Von einem «kalkulierten System, um ihren Opfern ein Gefühl von Sicherheit zu geben», spricht Staatsanwältin Kaegan Mays-Williams. Mal habe Sorokin Freunden gesagt, ihre Kreditkarte vergessen zu haben, mal habe sie deutsche Feiertage oder die Zeitverschiebung für eine ausbleibende Überweisung verantwortlich gemacht. "Die Angeklagte gab allen und allem die Schuld außer sich selbst", sagt Mays-Williams.

Verteidiger Spodek hält dagegen. "Anna hat für ihren Weg gezahlt - und wenn sie das nicht konnte, tat es jemand anders." Die Welt stecke voller Heuchler, sagt Spodek. Sorokin sei im Alter von 25 Jahren "quietschfidel" nach New York gekommen und habe sich nach diesem Grundsatz einfach neu erfunden, als sie "mit all den richtigen Leuten an all den richtigen Orten" zusammenkam. Eine Straftat habe sie nie begangen. Auch Frank Sinatras Hymne auf die Weltstadt zitiert Spodek: "Wenn ich es dort schaffen kann, schaffe ich es überall."

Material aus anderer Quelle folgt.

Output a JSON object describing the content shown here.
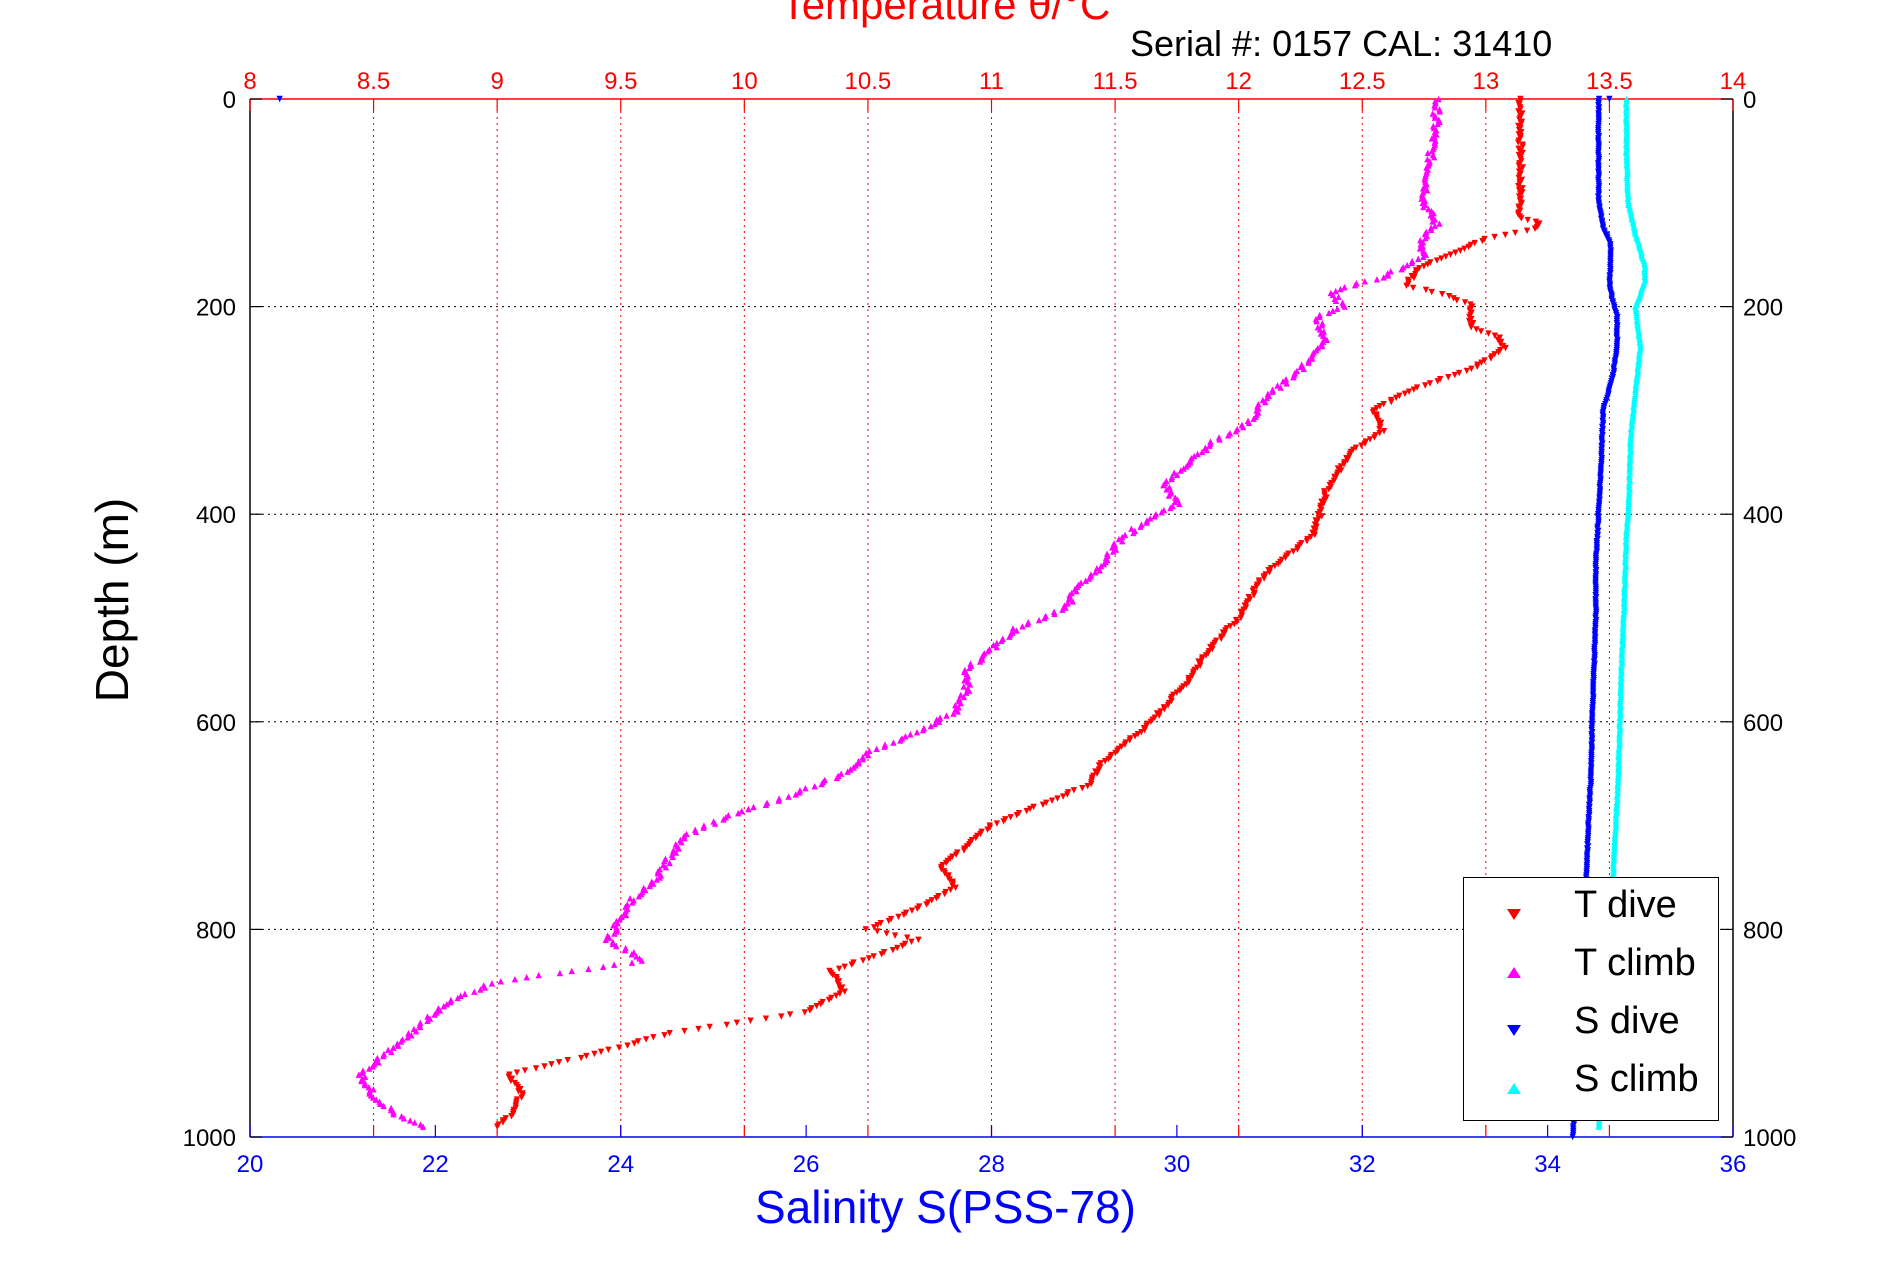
{
  "top_title": "Temperature θ/°C",
  "serial_text": "Serial #: 0157  CAL: 31410",
  "bottom_title": "Salinity S(PSS-78)",
  "ylabel": "Depth (m)",
  "colors": {
    "t_dive": "#ff0000",
    "t_climb": "#ff00ff",
    "s_dive": "#0000ff",
    "s_climb": "#00ffff",
    "top_axis": "#ff0000",
    "bottom_axis": "#0000ff",
    "grid_t": "#ff0000",
    "grid_depth": "#000000"
  },
  "legend": {
    "items": [
      {
        "label": "T dive",
        "color": "#ff0000",
        "marker": "triangle-down"
      },
      {
        "label": "T climb",
        "color": "#ff00ff",
        "marker": "triangle-up"
      },
      {
        "label": "S dive",
        "color": "#0000ff",
        "marker": "triangle-down"
      },
      {
        "label": "S climb",
        "color": "#00ffff",
        "marker": "triangle-up"
      }
    ]
  },
  "chart_data": {
    "type": "scatter",
    "title": "Temperature θ/°C",
    "xlabel": "Salinity S(PSS-78)",
    "ylabel": "Depth (m)",
    "temperature_axis": {
      "label": "Temperature θ/°C",
      "range": [
        8,
        14
      ],
      "ticks": [
        "8",
        "8.5",
        "9",
        "9.5",
        "10",
        "10.5",
        "11",
        "11.5",
        "12",
        "12.5",
        "13",
        "13.5",
        "14"
      ],
      "gridlines": true
    },
    "salinity_axis": {
      "label": "Salinity S(PSS-78)",
      "range": [
        20,
        36
      ],
      "ticks": [
        "20",
        "22",
        "24",
        "26",
        "28",
        "30",
        "32",
        "34",
        "36"
      ],
      "gridlines": false
    },
    "depth_axis": {
      "label": "Depth (m)",
      "range": [
        0,
        1000
      ],
      "reversed": true,
      "ticks": [
        "0",
        "200",
        "400",
        "600",
        "800",
        "1000"
      ],
      "gridlines": true
    },
    "legend_position": "bottom-right",
    "series": [
      {
        "name": "T dive",
        "axis": "temperature",
        "marker": "triangle-down",
        "depth": [
          0,
          10,
          50,
          100,
          115,
          120,
          125,
          135,
          150,
          165,
          180,
          190,
          200,
          210,
          220,
          230,
          240,
          260,
          280,
          300,
          320,
          340,
          360,
          380,
          400,
          420,
          440,
          460,
          480,
          500,
          520,
          540,
          560,
          580,
          600,
          620,
          640,
          660,
          680,
          700,
          720,
          740,
          760,
          780,
          800,
          810,
          820,
          840,
          860,
          880,
          900,
          920,
          940,
          960,
          980,
          990
        ],
        "values": [
          13.14,
          13.14,
          13.14,
          13.14,
          13.14,
          13.22,
          13.2,
          13.0,
          12.85,
          12.72,
          12.68,
          12.85,
          12.95,
          12.93,
          12.95,
          13.05,
          13.08,
          12.95,
          12.7,
          12.55,
          12.58,
          12.45,
          12.4,
          12.35,
          12.33,
          12.3,
          12.2,
          12.1,
          12.05,
          12.0,
          11.92,
          11.85,
          11.8,
          11.72,
          11.65,
          11.55,
          11.45,
          11.4,
          11.2,
          11.0,
          10.9,
          10.8,
          10.85,
          10.7,
          10.5,
          10.7,
          10.6,
          10.35,
          10.4,
          10.25,
          9.7,
          9.4,
          9.05,
          9.1,
          9.05,
          9.0
        ]
      },
      {
        "name": "T climb",
        "axis": "temperature",
        "marker": "triangle-up",
        "depth": [
          0,
          20,
          50,
          100,
          120,
          140,
          150,
          170,
          185,
          200,
          210,
          230,
          250,
          270,
          290,
          310,
          330,
          350,
          370,
          390,
          410,
          430,
          450,
          470,
          490,
          510,
          530,
          550,
          570,
          590,
          610,
          630,
          650,
          670,
          690,
          710,
          730,
          750,
          770,
          790,
          810,
          830,
          850,
          870,
          890,
          910,
          930,
          940,
          960,
          980,
          990
        ],
        "values": [
          12.8,
          12.8,
          12.78,
          12.75,
          12.8,
          12.73,
          12.75,
          12.6,
          12.38,
          12.42,
          12.32,
          12.35,
          12.3,
          12.2,
          12.1,
          12.05,
          11.9,
          11.8,
          11.7,
          11.75,
          11.6,
          11.5,
          11.45,
          11.35,
          11.3,
          11.1,
          11.0,
          10.9,
          10.9,
          10.85,
          10.7,
          10.5,
          10.4,
          10.2,
          9.95,
          9.75,
          9.7,
          9.65,
          9.55,
          9.5,
          9.45,
          9.6,
          9.0,
          8.8,
          8.7,
          8.6,
          8.5,
          8.45,
          8.5,
          8.6,
          8.7
        ]
      },
      {
        "name": "S dive",
        "axis": "salinity",
        "marker": "triangle-down",
        "depth": [
          0,
          50,
          100,
          125,
          140,
          180,
          195,
          210,
          240,
          270,
          300,
          350,
          400,
          450,
          500,
          550,
          600,
          650,
          700,
          750,
          800,
          850,
          900,
          950,
          990,
          1000
        ],
        "values": [
          34.55,
          34.55,
          34.55,
          34.6,
          34.68,
          34.67,
          34.7,
          34.75,
          34.75,
          34.7,
          34.6,
          34.58,
          34.55,
          34.52,
          34.52,
          34.5,
          34.48,
          34.47,
          34.44,
          34.42,
          34.4,
          34.37,
          34.34,
          34.3,
          34.28,
          34.27
        ]
      },
      {
        "name": "S climb",
        "axis": "salinity",
        "marker": "triangle-up",
        "depth": [
          0,
          50,
          100,
          130,
          160,
          175,
          200,
          240,
          280,
          320,
          380,
          420,
          480,
          540,
          600,
          660,
          720,
          760,
          800,
          850,
          900,
          950,
          990
        ],
        "values": [
          34.85,
          34.85,
          34.87,
          34.95,
          35.05,
          35.05,
          34.95,
          35.0,
          34.95,
          34.9,
          34.88,
          34.85,
          34.83,
          34.8,
          34.78,
          34.76,
          34.72,
          34.7,
          34.67,
          34.65,
          34.62,
          34.6,
          34.55
        ]
      }
    ],
    "extra_points": [
      {
        "axis": "temperature",
        "depth": 0,
        "value": 8.12,
        "series": "S dive"
      },
      {
        "axis": "temperature",
        "depth": 0,
        "value": 13.5,
        "series": "S dive"
      }
    ]
  }
}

Ob Sorokin Reue spürt? Sicher habe sie einige Dinge falsch gemacht, sagte sie dem "New York Magazine" - "das mindert aber nicht die hundert Dinge, die ich richtig gemacht habe". Der spektakuläre Fall hat längst das Interesse Hollywoods geweckt: TV-Produzentin Shonda Rhimes ("Grey's Anatomy") will die Geschichte für Netflix in eine Serie verwandeln, parallel ist ein Titel mit Jennifer Lawrence oder Margot Robbie als Sorokin in der Hauptrolle im Gespräch. Glaubt man Medienberichten, hat Sorokin auch dort bereits die Finger im Spiel.